By: Kara Goldfarb …..
“A Student Group Concedes It Took Funds From The CIA”
That was the front page headline of the Feb. 14, 1967, edition of the New York Times. The article was one in a slew of articles published at the time in relation to something called Operation Mockingbird.
What was Operation Mockingbird?
It was an alleged large-scale project undertaken by the CIA beginning in the 1950s in which they recruited American journalists into a propaganda network. The recruited journalists were put on a payroll by the CIA and instructed to write fake stories that promoted the views of the intelligence agency. Student cultural organizations and magazines were allegedly funded as fronts for this operation.
Operation Mockingbird expanded later on in order to influence foreign media as well.
Frank Wisner, the director of the espionage and counter-intelligence branch, spearheaded the organization and was told to concentrate on “propaganda, economic warfare; preventive direct action, including sabotage, anti-sabotage, demolition and evacuation measures; subversion against hostile states, including assistance to underground resistance groups, and support of indigenous anti-Communist elements in threatened countries of the free world.”
Journalists were reportedly blackmailed and threatened into this network.
The CIA’s financing of independent and private organizations wasn’t just meant to create favorable stories. It was also a means to covertly collect information from other countries that were relevant to America’s national security.
Like the New York Times article, Ramparts Magazine exposed the covert operation in 1967 when it reported that the National Student Association received funding from the CIA.

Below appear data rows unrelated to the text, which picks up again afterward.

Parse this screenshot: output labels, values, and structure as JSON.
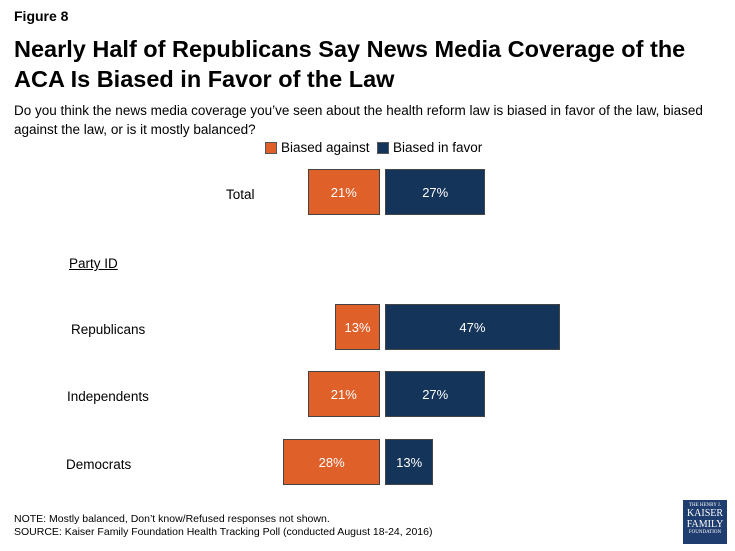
{
  "figure_label": "Figure 8",
  "title": "Nearly Half of Republicans Say News Media Coverage of the ACA Is Biased in Favor of the Law",
  "subtitle": "Do you think the news media coverage you’ve seen about the health reform law is biased in favor of the law, biased against the law, or is it mostly balanced?",
  "note": "NOTE: Mostly balanced, Don’t know/Refused responses not shown.",
  "source": "SOURCE: Kaiser Family Foundation Health Tracking Poll (conducted August 18-24, 2016)",
  "logo_text": "THE HENRY J. KAISER FAMILY FOUNDATION",
  "chart_data": {
    "type": "bar",
    "orientation": "diverging-horizontal",
    "group_header": "Party ID",
    "categories": [
      "Total",
      "Republicans",
      "Independents",
      "Democrats"
    ],
    "series": [
      {
        "name": "Biased against",
        "color": "#e0602a",
        "values": [
          21,
          13,
          21,
          28
        ],
        "labels": [
          "21%",
          "13%",
          "21%",
          "28%"
        ]
      },
      {
        "name": "Biased in favor",
        "color": "#14345a",
        "values": [
          27,
          47,
          27,
          13
        ],
        "labels": [
          "27%",
          "47%",
          "27%",
          "13%"
        ]
      }
    ],
    "legend": "top"
  }
}
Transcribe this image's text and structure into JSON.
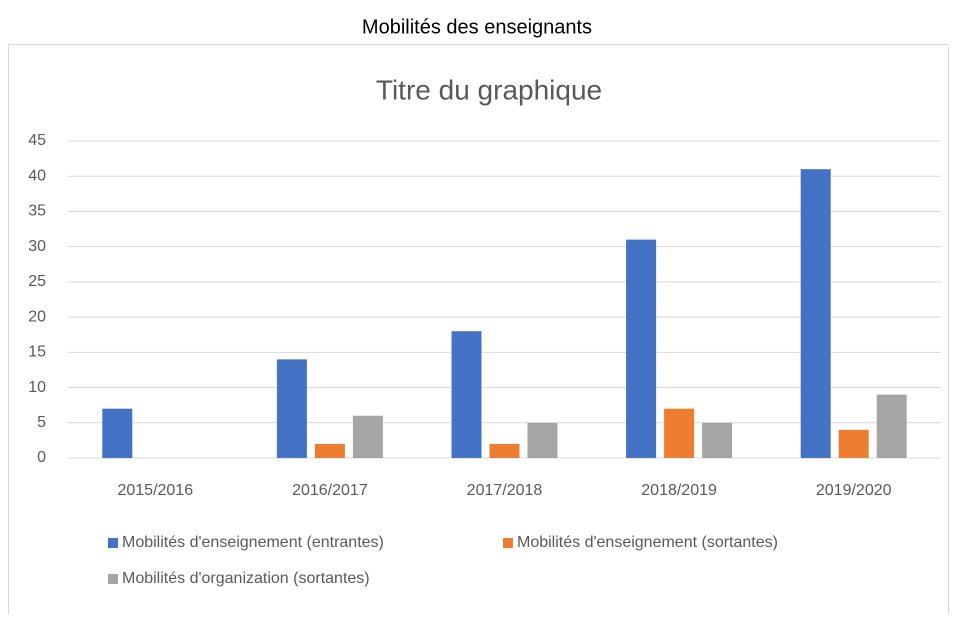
{
  "page_title": "Mobilités des enseignants",
  "chart_data": {
    "type": "bar",
    "title": "Titre du graphique",
    "categories": [
      "2015/2016",
      "2016/2017",
      "2017/2018",
      "2018/2019",
      "2019/2020"
    ],
    "series": [
      {
        "name": "Mobilités d'enseignement (entrantes)",
        "color": "#4472c4",
        "values": [
          7,
          14,
          18,
          31,
          41
        ]
      },
      {
        "name": "Mobilités d'enseignement (sortantes)",
        "color": "#ed7d31",
        "values": [
          0,
          2,
          2,
          7,
          4
        ]
      },
      {
        "name": "Mobilités d'organization (sortantes)",
        "color": "#a5a5a5",
        "values": [
          0,
          6,
          5,
          5,
          9
        ]
      }
    ],
    "ylim": [
      0,
      45
    ],
    "yticks": [
      0,
      5,
      10,
      15,
      20,
      25,
      30,
      35,
      40,
      45
    ],
    "grid": true,
    "legend": "bottom"
  }
}
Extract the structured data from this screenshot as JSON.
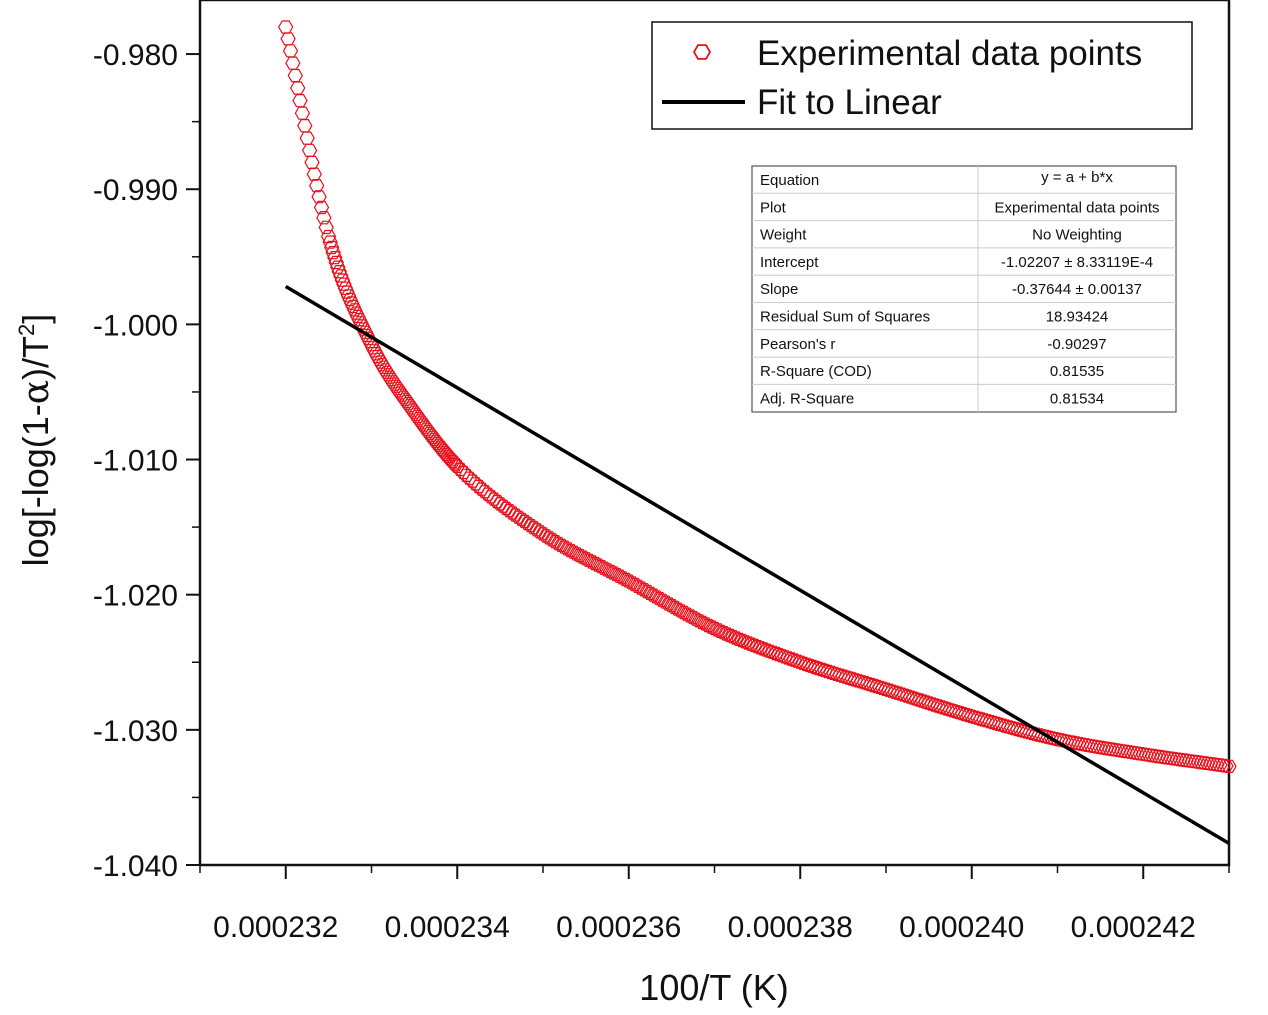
{
  "chart_data": {
    "type": "scatter",
    "title": "",
    "xlabel": "100/T (K)",
    "ylabel_main": "log[-log(1-",
    "ylabel_alpha": "α",
    "ylabel_mid": ")/T",
    "ylabel_sup": "2",
    "ylabel_end": "]",
    "xlim": [
      0.000231,
      0.000243
    ],
    "ylim": [
      -1.04,
      -0.976
    ],
    "x_ticks": [
      0.000232,
      0.000234,
      0.000236,
      0.000238,
      0.00024,
      0.000242
    ],
    "x_tick_labels": [
      "0.000232",
      "0.000234",
      "0.000236",
      "0.000238",
      "0.000240",
      "0.000242"
    ],
    "y_ticks": [
      -0.98,
      -0.99,
      -1.0,
      -1.01,
      -1.02,
      -1.03,
      -1.04
    ],
    "y_tick_labels": [
      "-0.980",
      "-0.990",
      "-1.000",
      "-1.010",
      "-1.020",
      "-1.030",
      "-1.040"
    ],
    "grid": false,
    "series": [
      {
        "name": "Experimental data points",
        "kind": "scatter",
        "marker": "open-hexagon",
        "color": "#e8101c",
        "x": [
          0.000232,
          0.0002325,
          0.000233,
          0.0002335,
          0.000234,
          0.000235,
          0.000236,
          0.000237,
          0.000238,
          0.000239,
          0.00024,
          0.000241,
          0.000242,
          0.000243
        ],
        "y": [
          -0.978,
          -0.9935,
          -1.0015,
          -1.0065,
          -1.0105,
          -1.0155,
          -1.019,
          -1.0225,
          -1.025,
          -1.027,
          -1.029,
          -1.0307,
          -1.0318,
          -1.0327
        ]
      },
      {
        "name": "Fit to Linear",
        "kind": "line",
        "color": "#000000",
        "x": [
          0.000232,
          0.000243
        ],
        "y": [
          -0.9972,
          -1.0384
        ]
      }
    ],
    "legend": {
      "placement": "top-right",
      "entries": [
        "Experimental data points",
        "Fit to Linear"
      ]
    },
    "stats_table": {
      "placement": "upper-right",
      "rows": [
        [
          "Equation",
          "y = a + b*x"
        ],
        [
          "Plot",
          "Experimental data points"
        ],
        [
          "Weight",
          "No Weighting"
        ],
        [
          "Intercept",
          "-1.02207 ± 8.33119E-4"
        ],
        [
          "Slope",
          "-0.37644 ± 0.00137"
        ],
        [
          "Residual Sum of Squares",
          "18.93424"
        ],
        [
          "Pearson's r",
          "-0.90297"
        ],
        [
          "R-Square (COD)",
          "0.81535"
        ],
        [
          "Adj. R-Square",
          "0.81534"
        ]
      ]
    }
  }
}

A 1977 article in Rolling Stone, written by Carl Bernstein, was titled “The CIA and the Media.” Bernstein said in the article that the CIA “has secretly bankrolled numerous foreign press services, periodicals and newspapers—both English and foreign language—which provided excellent cover for CIA operatives.”
These reports led to a series of congressional investigations done in the 1970s under a committee that was set up by the U.S. Senate and named the Church Committee. The Church Committee investigations looked into government operations and potential abuses by the CIA, the NSA, the FBI and the IRS.
In 2007, around 700 pages of documents from the 1970s were declassified and released by the CIA in a collection called “The Family Jewels.” The files all surrounded the investigations and scandals pertaining to agency misconduct during the 1970s.
There was only one mention of Operation Mockingbird in these files, in which it was revealed that two American journalists were wire-tapped for several months.
Though declassified documents show that this type of operation occurred, it’s never been officially confirmed as the title of Operation Mockingbird. Thus, it’s also never been officially discontinued.